New technologies enable marketers to collect and analyze more — and more specific— data than ever before. Marketers can track consumers across the internet and mobile applications, and can deliver advertising based on consumers’ interests inferred from the collected data. In theory, consumer tracking enables marketers to present advertising to consumers who are predisposed to a specific product or service, producing a higher purchase rate and transaction price, and a greater return on investment in marketing activities.
While these new technologies make advertising and marketing more targeted and efficient, they also present new challenges for marketers. Although a majority of consumers understand the “pay with data” model through which websites, mobile applications and other digital services are made available at no cost, they do not want advertisers to track them or to aggregate the tracking data into so-called “big data” databases. Consequently, consumer digital privacy has been the subject of many recent news articles – from lawsuits filed by consumers against email service providers and social media platforms for undisclosed data mining to senatorial requests to data brokers for transparency.
In this four-part series, we will highlight of some recent developments in consumer data privacy law and suggested steps for marketers on how to address them.
Children’s Online Privacy Protection Act Amendments
The Children’s Online Privacy Protection Act (COPPA) is a federal statute enacted in 1998 that requires operators of commercial digital services to provide parental notification and obtain verifiable parental consent prior to collecting personal information from children under 13. To implement COPPA, the Federal Trade Commission (FTC) issued a set of regulations known as the Children’s Online Privacy Protection Rule (COPPA Rule). On December 19, 2012, the FTC released amendments to the COPPA Rule which became effective July 1, 2013.

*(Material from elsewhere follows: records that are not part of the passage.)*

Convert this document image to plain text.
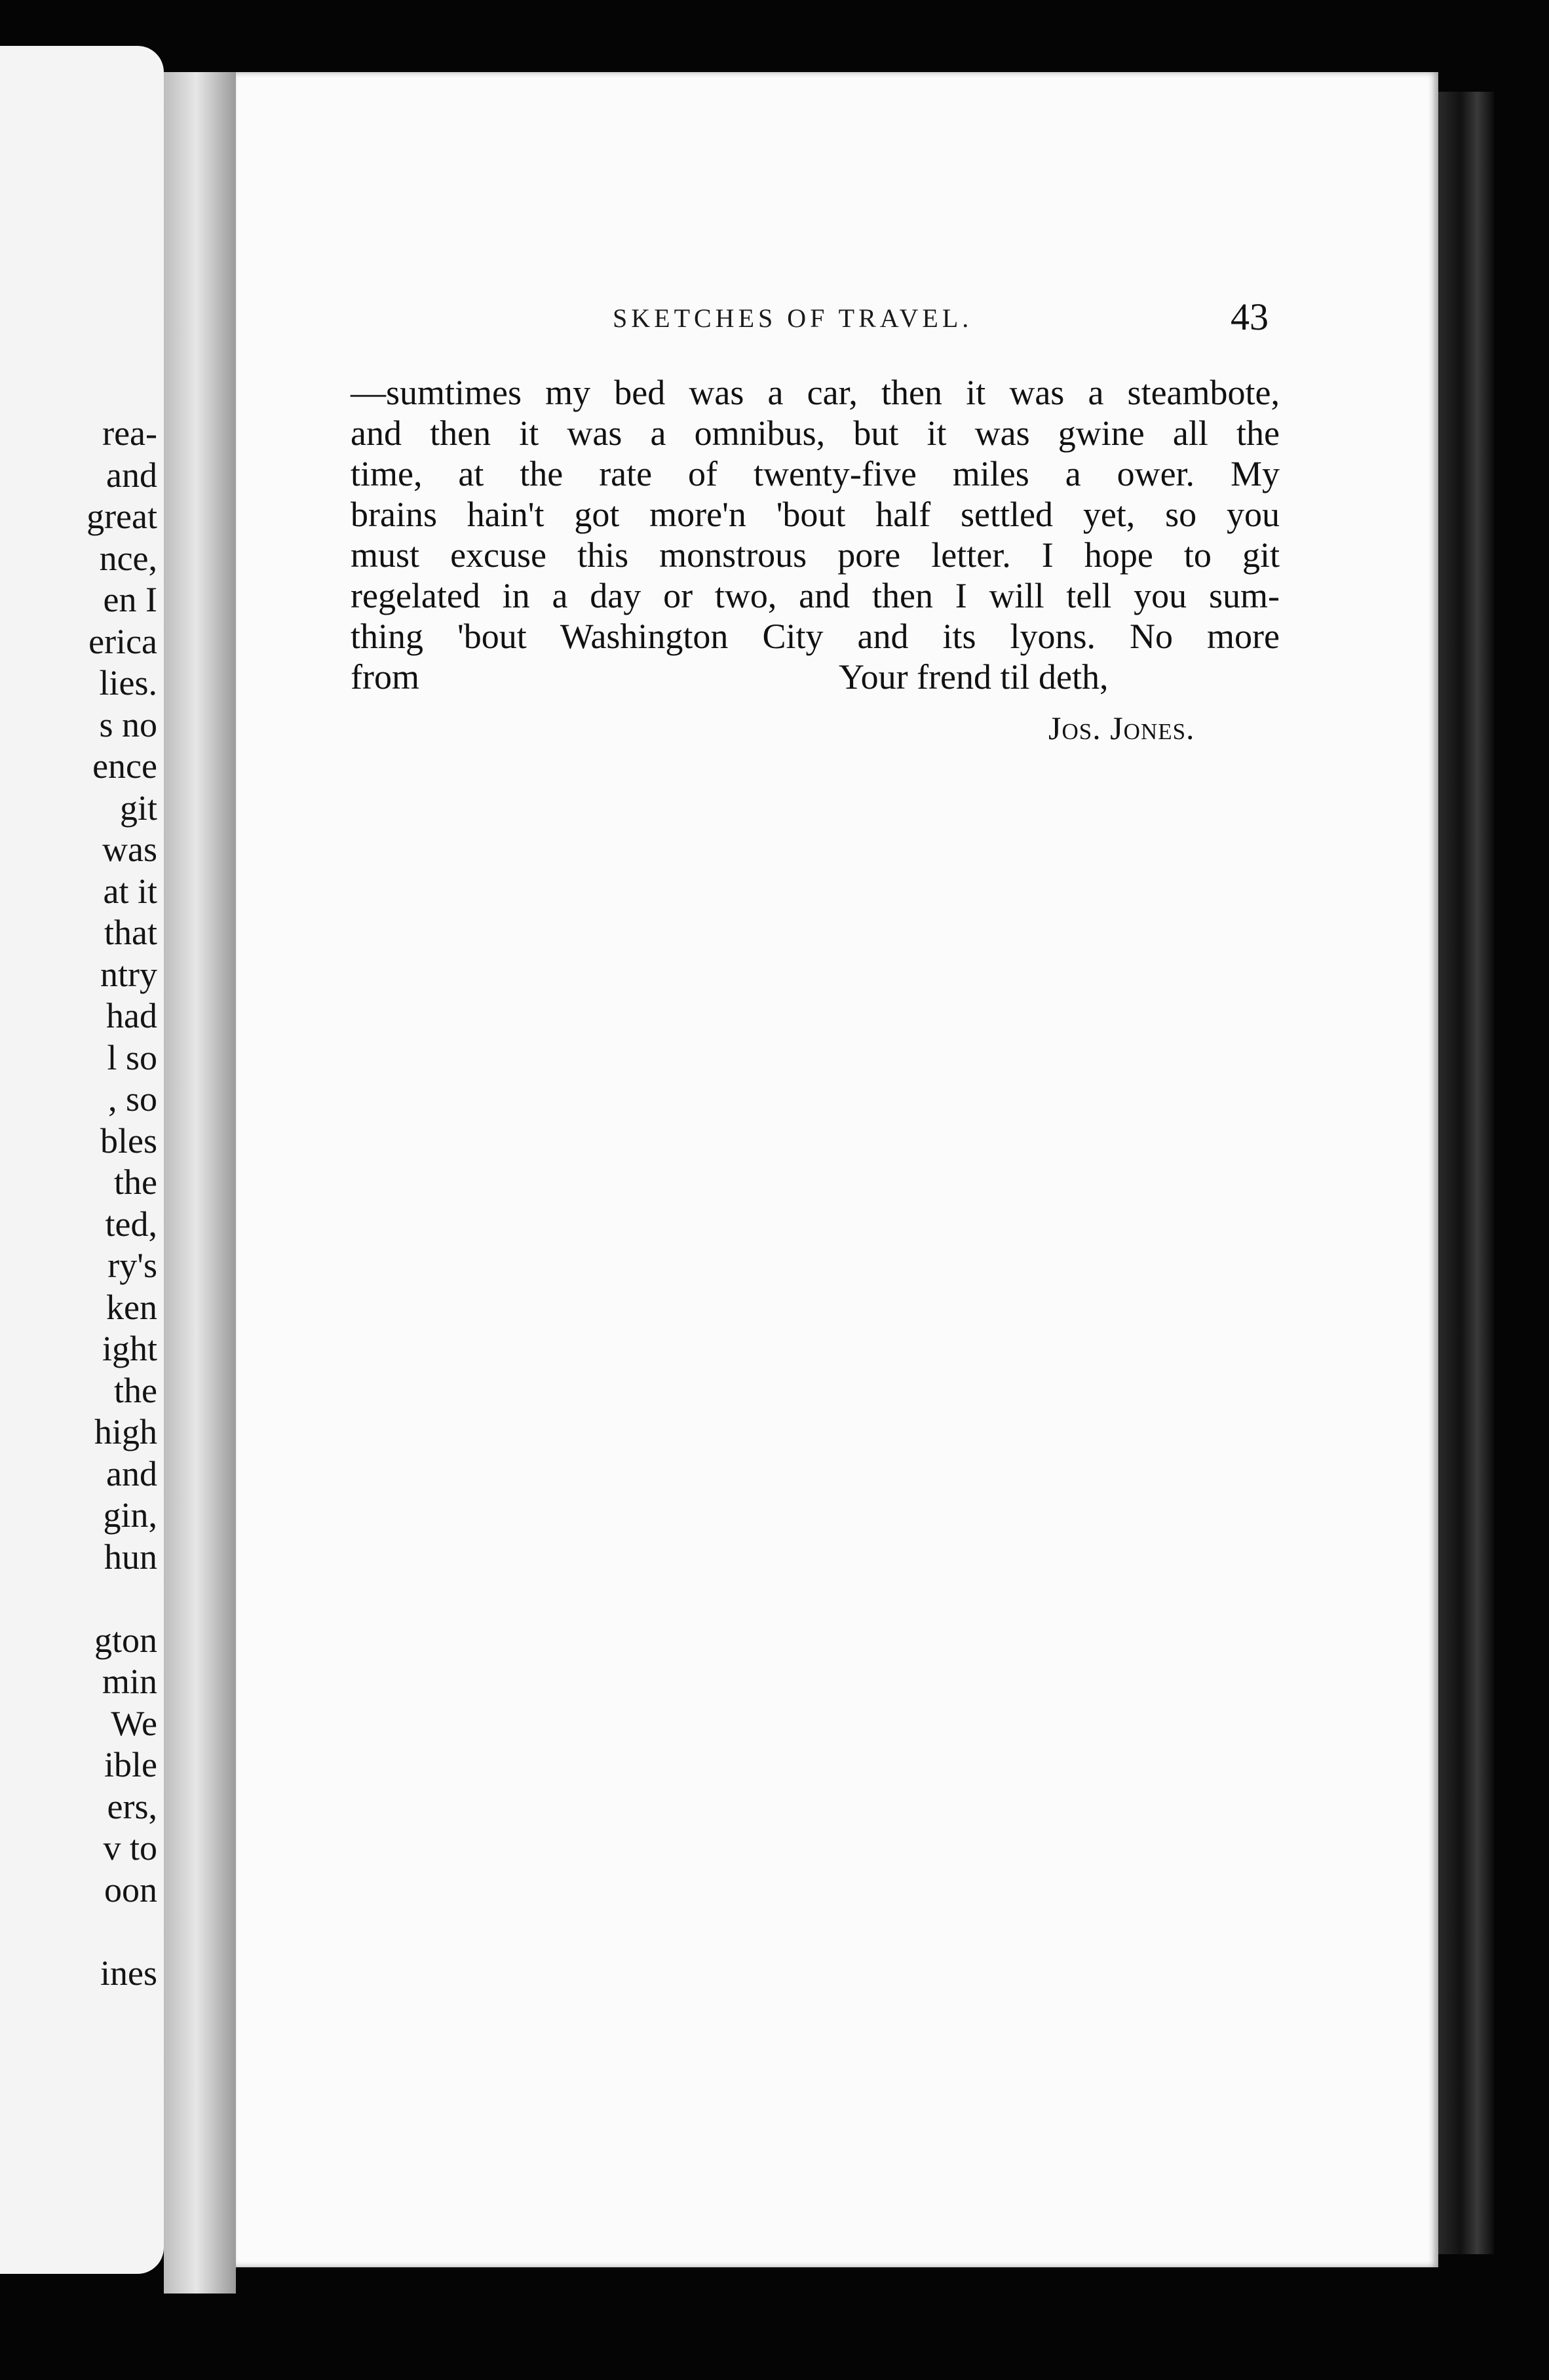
rea-
and
great
nce,
en I
erica
lies.
s no
ence
git
was
at it
that
ntry
had
l so
, so
bles
the
ted,
ry's
ken
ight
the
high
and
gin,
hun
gton
min
We
ible
ers,
v to
oon
ines
SKETCHES OF TRAVEL.	43
—sumtimes my bed was a car, then it was a steambote,
and then it was a omnibus, but it was gwine all the
time, at the rate of twenty-five miles a ower. My
brains hain't got more'n 'bout half settled yet, so you
must excuse this monstrous pore letter. I hope to git
regelated in a day or two, and then I will tell you sum-
thing 'bout Washington City and its lyons. No more
from	Your frend til deth,
Jos. Jones.
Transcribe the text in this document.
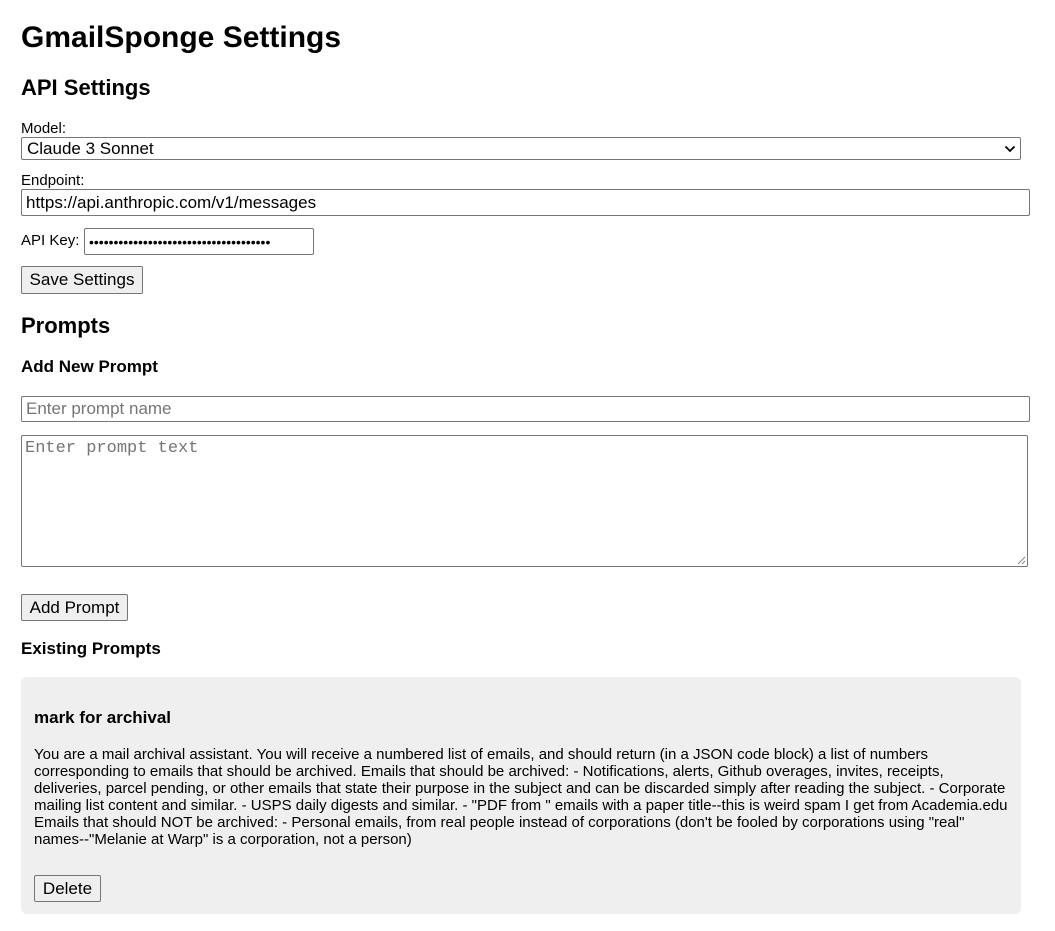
GmailSponge Settings
API Settings
Model:
Claude 3 Sonnet
Endpoint:
https://api.anthropic.com/v1/messages
API Key:
•••••••••••••••••••••••••••••••••••••
Save Settings
Prompts
Add New Prompt
Enter prompt name
Enter prompt text
Add Prompt
Existing Prompts
mark for archival

You are a mail archival assistant. You will receive a numbered list of emails, and should return (in a JSON code block) a list of numbers corresponding to emails that should be archived. Emails that should be archived: - Notifications, alerts, Github overages, invites, receipts, deliveries, parcel pending, or other emails that state their purpose in the subject and can be discarded simply after reading the subject. - Corporate mailing list content and similar. - USPS daily digests and similar. - "PDF from " emails with a paper title--this is weird spam I get from Academia.edu Emails that should NOT be archived: - Personal emails, from real people instead of corporations (don't be fooled by corporations using "real" names--"Melanie at Warp" is a corporation, not a person)

Delete
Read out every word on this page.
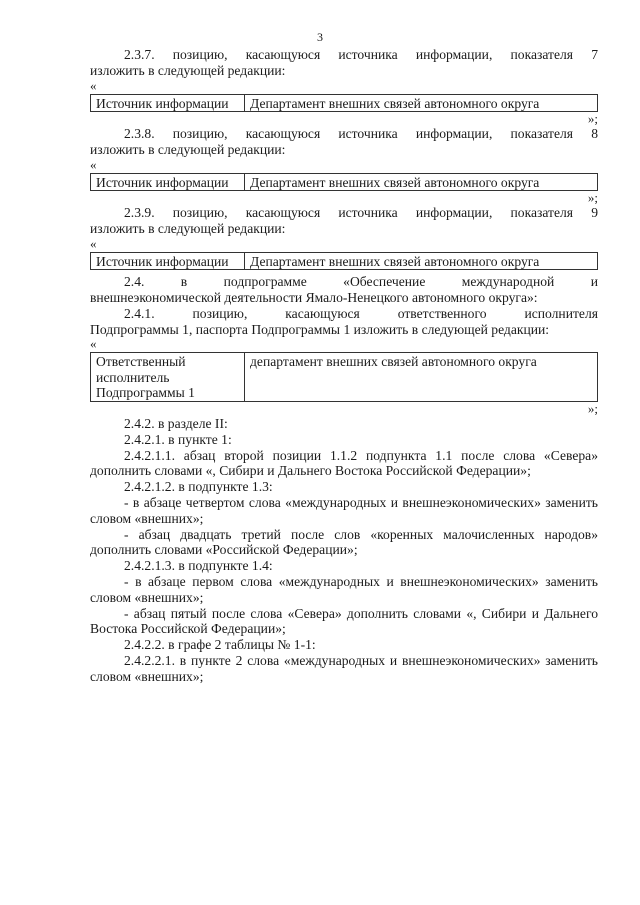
3

2.3.7. позицию, касающуюся источника информации, показателя 7

изложить в следующей редакции:

«
Источник информации	Департамент внешних связей автономного округа
»;

2.3.8. позицию, касающуюся источника информации, показателя 8

изложить в следующей редакции:

«
Источник информации	Департамент внешних связей автономного округа
»;

2.3.9. позицию, касающуюся источника информации, показателя 9

изложить в следующей редакции:

«
Источник информации	Департамент внешних связей автономного округа

2.4. в подпрограмме «Обеспечение международной и

внешнеэкономической деятельности Ямало-Ненецкого автономного округа»:

2.4.1. позицию, касающуюся ответственного исполнителя

Подпрограммы 1, паспорта Подпрограммы 1 изложить в следующей редакции:

«
Ответственный исполнитель Подпрограммы 1	департамент внешних связей автономного округа
»;

2.4.2. в разделе II:

2.4.2.1. в пункте 1:

2.4.2.1.1. абзац второй позиции 1.1.2 подпункта 1.1 после слова «Севера» дополнить словами «, Сибири и Дальнего Востока Российской Федерации»;

2.4.2.1.2. в подпункте 1.3:

- в абзаце четвертом слова «международных и внешнеэкономических» заменить словом «внешних»;

- абзац двадцать третий после слов «коренных малочисленных народов» дополнить словами «Российской Федерации»;

2.4.2.1.3. в подпункте 1.4:

- в абзаце первом слова «международных и внешнеэкономических» заменить словом «внешних»;

- абзац пятый после слова «Севера» дополнить словами «, Сибири и Дальнего Востока Российской Федерации»;

2.4.2.2. в графе 2 таблицы № 1-1:

2.4.2.2.1. в пункте 2 слова «международных и внешнеэкономических» заменить словом «внешних»;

The amended COPPA Rule enhances online privacy protection for children and makes digital services’ operators more accountable for data collection activities involving children under age 13. Notable for marketers is a new liability standard for third-party service providers. Specifically, effective July 1, 2013:
- The operator of “children-directed” (i.e., intended for children under age 13) online or mobile websites and services is strictly liable for actions of independent third parties – including social media plug-ins – on/through its website and mobile services if the third party is acting as its agent or service provider or if the operator benefits by allowing the third party information collection; and
- A software plug-in, ad network or similar party that collects information on or through a third-party’s online or mobile website or service now is liable under COPPA if that party has actual knowledge it is collecting personal information on a children-directed platform.
The amended COPPA Rule makes several other key changes to the original COPPA Rule, including:
- An expanded definition of personal information to include geo-location information, a child’s photo or audio or video file, screen or user names, and persistent identifiers, such as information held in a cookie, an IP address, a mobile device ID number, that can be used to identify an individual consumer over time and across different websites or online services;
- Further clarification about the test for determining whether an online service is children-directed (which remains a highly fact-specific inquiry that depends on the totality of the circumstances);
- The addition of an age-screening safe harbor for online services that fit the directed-to-children criteria but do not target children as their primary audience;
- Streamlined disclosure requirements for parental notification and privacy statement regarding information practices with respect to children; and
- Expanded acceptable methods for obtaining verified parental consent.
Action Step for Marketers
To ensure compliance with the amended COPPA Rule, all marketers need to evaluate their data collection activities with respect to children on their own digital services and third-party digital services to ensure that disclosures about data collection from children are accurate and up-to-date. Even though operators of digital services directed to children are strictly liable for their third-party service providers or if they have actual knowledge of data collection from children, marketers should consider checking their services agreements to make sure that service providers’ compliance with the amended COPPA Rule (and data privacy and security laws in general) is covered by existing provisions.